Anche il genio fu studiato da Lombroso come espressione di un’anormalità, intesa però in questo caso in senso positivo. In uno scritto del 1855, intitolato Su la pazzia di Cardano, Lombroso si avvicinava per la prima volta alla connessione esistente tra anormalità psichica e personalità geniale. La questione troverà un imponente sviluppo in una serie di pubblicazioni che, partendo dalla stampa della prelezione del 1864 tenuta all’Università di Pavia, intitolata Genio e follia, si concluderà, attraverso successive edizioni, nell’opera monumentale L’uomo di genio in rapporto alla psichiatria, alla storia ed all’estetica, del 1894. Un testo, questo, in cui il tema della follia e della genialità tenderanno a convergere con quello della devianza e della criminalità, quasi che gli estremi si dovessero, in un certo senso, toccare e confondere.
Accanto all’uomo di genio Lombroso collocava il «mattoide», considerato come un anello di congiunzione tra il genio, il criminale e il folle. Il mattoide, per lo psichiatra veronese, era un individuo che aveva le sembianze di un genio, ma nella sostanza si trattava di un uomo comune. Dotato di senso pratico e di affetti normali, evidenziava la sua anormalità nella fase ideativa. Il mattoide, che mostrava di avere senso morale (fatto che lo distingueva dal criminale), non poteva essere considerato neanche un folle, perché in lui non si manifestava alcuna forma di delirio. Tra i mattoidi Lombroso inseriva Davide Lazzaretti, il profeta del monte Amiata, ucciso dai carabinieri nell’agosto del 1878 perché ritenuto a capo di una rivolta, e Giovanni Passanante autore di un attentato a Umberto I di Savoia, sempre nel 1878.

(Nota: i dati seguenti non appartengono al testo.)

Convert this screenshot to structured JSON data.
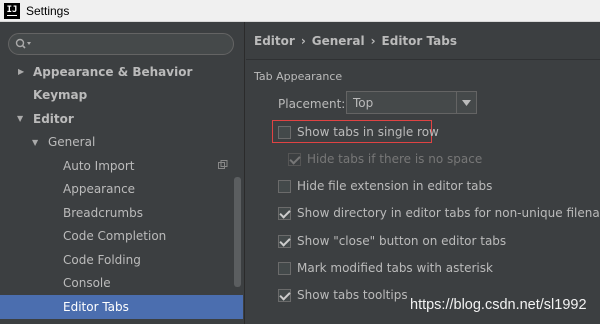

Anche il delitto politico venne affrontato da Lombroso nei termini di una sorta di devianza positiva (C. Lombroso, R. Laschi, Il delitto politico e le rivoluzioni in rapporto al diritto, al’antropologia criminale ed alla scienza di governo, 1890). Una devianza cioè capace di far progredire la storia, urtando contro l’atteggiamento misoneista (il termine coniato da Lombroso stava a significare un atteggiamento di ripulsa nei confronti delle novità) tipico delle persone normali. Questa operazione veniva compiuta da Lombroso sulla base di una netta distinzione tra rivoluzioni e rivolte. Mentre le prime, infatti, avevano una loro giustificazione in quanto rappresentavano la rottura con una struttura sociale conservativa ormai storicamente inadeguata (e coloro che le capeggiavano non potevano essere considerati criminali), le seconde non erano che il segno di ribellismo e criminalità. Qualche problema Lombroso lo incontrò con gli anarchici, inseriti in un primo momento nel novero dei criminali nati e poi in parte riabilitati e considerati come delinquenti mossi da un eccesso di passione politica.